Frage an Ursula Heinen-Esser von Olaf G. bezüglich Recht
Sehr geehrte Frau Heinen,
die Süddeutsche Zeitung berichtet darüber, dass die geplanten Stresstests für Atomanlagen von den Europäischen Energieministern abgeschwächt wurde. So soll verbindlich nur noch der Einfluss von Naturgewalten abgetestet werden.
Die Einflüsse von Sabotageakten, oder technischem Versagen ist demnach nicht mehr Bestandteil der EU-Vereinbarungen. Dies soll maßgeblich auf Einfluss von Frankreich und Großbritannien geschehen sein.
Sie wissen da mehr - schließlich sitzen Sie an der Quelle.
Mich interessiert, wie solche Beschlüsse zustande kommen. Zumal gerade die Briten ja diese Woche sehr empfindlich auf Menschen reagierten, die Atomanlagen fotografierten. Diese wurden unter Terrorverdacht festgenommen.
Warum hat die Ministerrunde die Abschwächung der Stresstests "durchgehen lassen"?
Warum ist nicht vereinbart worden, dass sämtliche Ergebnisse der Tests veröffentlicht werden (England will die Tests nicht veröffentlichen)?
Zusammenfassend:
- Trifft die Presseberichterstattung zu, dass einige Tests nun nur auf freiwilliger Basis durchgeführt werden?

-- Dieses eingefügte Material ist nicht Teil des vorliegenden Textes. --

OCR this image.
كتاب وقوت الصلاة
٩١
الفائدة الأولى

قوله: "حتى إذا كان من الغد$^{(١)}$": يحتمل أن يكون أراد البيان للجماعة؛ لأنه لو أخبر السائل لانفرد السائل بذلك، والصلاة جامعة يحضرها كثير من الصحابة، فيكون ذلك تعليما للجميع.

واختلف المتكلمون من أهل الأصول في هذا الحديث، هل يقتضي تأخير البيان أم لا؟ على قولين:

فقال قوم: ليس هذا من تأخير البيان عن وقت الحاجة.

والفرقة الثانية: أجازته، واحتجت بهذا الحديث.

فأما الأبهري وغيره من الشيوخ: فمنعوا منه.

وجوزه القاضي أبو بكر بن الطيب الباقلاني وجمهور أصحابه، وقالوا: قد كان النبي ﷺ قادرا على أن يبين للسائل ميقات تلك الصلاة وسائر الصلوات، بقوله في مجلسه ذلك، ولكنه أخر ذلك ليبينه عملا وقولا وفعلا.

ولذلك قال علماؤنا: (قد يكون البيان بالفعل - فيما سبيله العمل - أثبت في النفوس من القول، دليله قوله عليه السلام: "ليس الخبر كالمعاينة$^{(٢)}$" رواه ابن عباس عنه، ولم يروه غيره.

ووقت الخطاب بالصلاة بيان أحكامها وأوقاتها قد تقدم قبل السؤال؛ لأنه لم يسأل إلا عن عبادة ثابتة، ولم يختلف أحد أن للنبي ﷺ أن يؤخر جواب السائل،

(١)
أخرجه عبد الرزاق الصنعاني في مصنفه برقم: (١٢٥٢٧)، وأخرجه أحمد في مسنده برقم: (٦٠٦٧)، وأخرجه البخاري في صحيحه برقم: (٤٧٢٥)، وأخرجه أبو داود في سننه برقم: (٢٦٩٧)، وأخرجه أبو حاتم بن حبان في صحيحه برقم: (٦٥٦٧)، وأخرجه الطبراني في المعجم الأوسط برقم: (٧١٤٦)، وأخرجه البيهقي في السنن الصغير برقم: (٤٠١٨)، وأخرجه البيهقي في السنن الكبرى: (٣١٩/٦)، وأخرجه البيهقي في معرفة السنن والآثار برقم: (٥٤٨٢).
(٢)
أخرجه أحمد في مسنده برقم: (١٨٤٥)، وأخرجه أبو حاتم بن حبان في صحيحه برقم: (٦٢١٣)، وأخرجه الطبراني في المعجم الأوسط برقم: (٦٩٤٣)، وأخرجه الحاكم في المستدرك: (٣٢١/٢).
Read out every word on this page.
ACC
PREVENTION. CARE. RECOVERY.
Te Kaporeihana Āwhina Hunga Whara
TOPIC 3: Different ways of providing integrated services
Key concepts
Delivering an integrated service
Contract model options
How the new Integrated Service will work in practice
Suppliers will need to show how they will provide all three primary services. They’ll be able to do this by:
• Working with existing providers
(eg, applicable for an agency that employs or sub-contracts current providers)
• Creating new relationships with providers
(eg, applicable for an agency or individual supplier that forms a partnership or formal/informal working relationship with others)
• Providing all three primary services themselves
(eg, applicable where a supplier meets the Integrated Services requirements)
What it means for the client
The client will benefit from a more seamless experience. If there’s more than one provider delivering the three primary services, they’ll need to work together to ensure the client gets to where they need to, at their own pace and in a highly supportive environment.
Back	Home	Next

- Warum ist man von der Verpflichtung zu umfänglicheren Tests abgewichen?
- Warum hat man nicht vereinbart, dass sämtliche Testergebnisse veröffentlicht werden?
Diese Fragen stelle ich Ihnen natürlich nicht in Ihrer Funktion als Staatssekretärin, mich interessieren Ihre Antworten als engagierte Abgeordnete.
Vielen Dank im Voraus
Sehr geehrter Herr Gehsing,
vielen Dank für Ihre Anfrage über Abgeordnetenwatch vom 4. Mai 2011 zum Thema „Stresstests“ für Atomanlagen.
Ich teile Ihre Bedenken hinsichtlich der „Stresstest“-Spezifikationen, über die tatsächlich innerhalb der Europäischen Union unterschiedliche Ansichten bestehen.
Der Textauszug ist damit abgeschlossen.